Skyscraper of a Man
Pete Dalton has a dream of becoming a writer. Ben, Tyler, and Danny—three freshmen he develops close relationships with—have dreams, too. Yet, out of his promising college buddies, the one who has the most influence on Pete’s future is Ben Matthews. Ben proposes to Pete the creation of a Student Center. The dynamic duo change the course of history at The Signal—the school’s paper primarily dominated by upper classmen—when their article goes to print, Pete is nominated as the new editor, and Ben’s vision comes to fruition. Pete and Ben never graduate during their appointed time, because Ben starts Cavanaugh Weekly and chooses Pete as editor. Twelve years later, Pete wonders what will become of the community-based business when Ben runs for town mayor. How things unfold for Ben, as well as Tyler and Danny, is not quite what Pete expects. This is his story.

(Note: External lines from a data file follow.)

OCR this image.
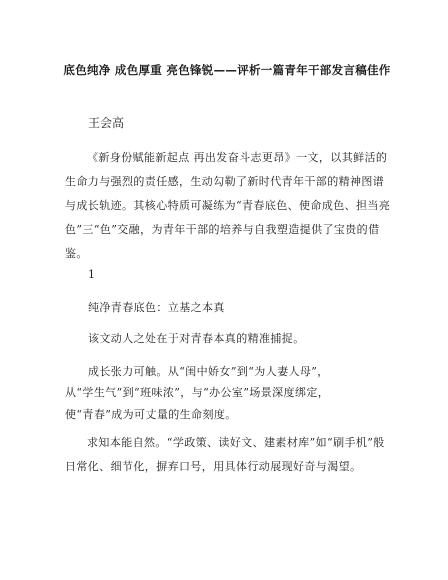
底色纯净 成色厚重 亮色锋锐——评析一篇青年干部发言稿佳作
王会高
《新身份赋能新起点 再出发奋斗志更昂》一文，以其鲜活的生命力与强烈的责任感，生动勾勒了新时代青年干部的精神图谱与成长轨迹。其核心特质可凝练为“青春底色、使命成色、担当亮色”三“色”交融，为青年干部的培养与自我塑造提供了宝贵的借鉴。
1
纯净青春底色：立基之本真
该文动人之处在于对青春本真的精准捕捉。
成长张力可触。从“闺中娇女”到“为人妻人母”，
从“学生气”到“班味浓”，与“办公室”场景深度绑定，
使“青春”成为可丈量的生命刻度。
求知本能自然。“学政策、读好文、建素材库”如“刷手机”般日常化、细节化，摒弃口号，用具体行动展现好奇与渴望。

Bowe pens a poignant tale that, as he puts it, “is a truly American story.” Bowe’s first-person narrative relays the unremarkable lives of four baby boomers (with large emphasis on Ben) whose futures have been shaped by trials, triumphs, and choices (between scruples and the subtle yet slippery slope of compromise). Beginning with a brief moment in the 1990s, before delving in the 1970s, Bowe fashions a fictional, yet realistic, setting with a well-defined cast that mimics American life during those time periods. Unique to Bowe’s plot is how he parallels the growth of the foursome to the evolution of skyscrapers. Bowe opens chapters with factual and developmental snippets on these powerful edifices as the story chronicles the maturation of Pete, Ben, Tyler, and Danny. A balanced combination of fact, fiction, engaging dialogue, and a flurry of twists and turns, Skyscraper of a Man is a stunning and inimitable debut with Silver Screen potential.